When The Doormouse was in her pre-verbal stages, we were serenaded with this line: "Ooompa loompa, doom-pa-dee-daddy" over and over. And over. And. Over. It reminded me of the professor I had in 18th Century theory course in college who would walk over to the piano while lecturing, play a V7 chord, and walk away, leaving us with no resolution to the dominant. He thought it made us pay more attention; it was worse than dragging nails across a chalkboard to a bunch of music majors. My daughter rivaled him in sheer pest-i-ness as she taught me the meaning of an...tici...pa..............tion by repeatedly singing half of a phrase for months on end.

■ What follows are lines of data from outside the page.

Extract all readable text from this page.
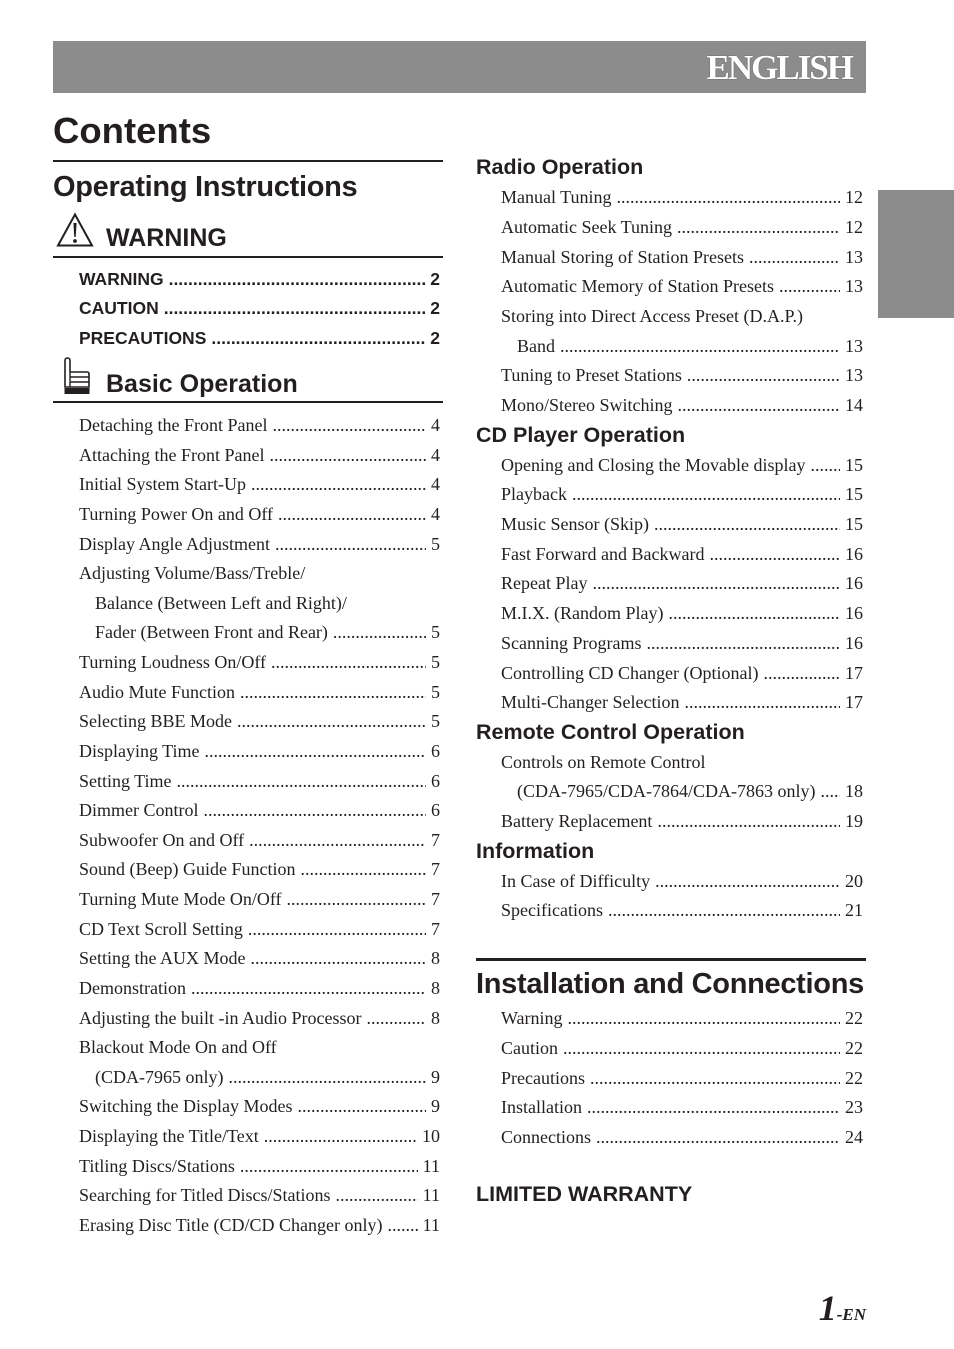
ENGLISH
Contents
Operating Instructions
WARNING
WARNING .....	2
CAUTION .....	2
PRECAUTIONS .....	2
Basic Operation
Detaching the Front Panel .....	4
Attaching the Front Panel .....	4
Initial System Start-Up .....	4
Turning Power On and Off .....	4
Display Angle Adjustment .....	5
Adjusting Volume/Bass/Treble/
Balance (Between Left and Right)/
Fader (Between Front and Rear) .....	5
Turning Loudness On/Off .....	5
Audio Mute Function .....	5
Selecting BBE Mode .....	5
Displaying Time .....	6
Setting Time .....	6
Dimmer Control .....	6
Subwoofer On and Off .....	7
Sound (Beep) Guide Function .....	7
Turning Mute Mode On/Off .....	7
CD Text Scroll Setting .....	7
Setting the AUX Mode .....	8
Demonstration .....	8
Adjusting the built -in Audio Processor .....	8
Blackout Mode On and Off
(CDA-7965 only) .....	9
Switching the Display Modes .....	9
Displaying the Title/Text .....	10
Titling Discs/Stations .....	11
Searching for Titled Discs/Stations .....	11
Erasing Disc Title (CD/CD Changer only) ..... 11
Radio Operation
Manual Tuning .....	12
Automatic Seek Tuning .....	12
Manual Storing of Station Presets .....	13
Automatic Memory of Station Presets .....	13
Storing into Direct Access Preset (D.A.P.)
Band .....	13
Tuning to Preset Stations .....	13
Mono/Stereo Switching .....	14
CD Player Operation
Opening and Closing the Movable display ..... 15
Playback .....	15
Music Sensor (Skip) .....	15
Fast Forward and Backward .....	16
Repeat Play .....	16
M.I.X. (Random Play) .....	16
Scanning Programs .....	16
Controlling CD Changer (Optional) .....	17
Multi-Changer Selection .....	17
Remote Control Operation
Controls on Remote Control
(CDA-7965/CDA-7864/CDA-7863 only) ..... 18
Battery Replacement .....	19
Information
In Case of Difficulty .....	20
Specifications .....	21
Installation and Connections
Warning .....	22
Caution .....	22
Precautions .....	22
Installation .....	23
Connections .....	24
LIMITED WARRANTY
1-EN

Based on the same song, this game was spontaneously created in the car the other day:

"Oompa Loompa Doom-pa-dee... truck"
*guffaws*

"Oompa Loompa Doom-pa-dee... shoe"
*giggles*

"Oompa Loompa Doom-pa-dee... cracker"
*giggles more*

"Oompa Loompa Doom-pa-dee teeth"
*gales of laughter*

"Oompa Loompa Doom-pa-dee spoon and fork"
*gales of laughter, knee slaps*

"Momma, we're so silly, aren't we?"

So thanks Roald Dahl, Tim Burton, Johnny Depp, Danny Elfman, Mel Stuart, Gene Wilder, Walter Schraff, and Leslie Bricusse for occupying such a substantial place in my family's life and giving us so many memories that will last longer than the movies or the books. Without you all, we'd probably all be singing the Barney Song at my house... and that would really be inappropriate.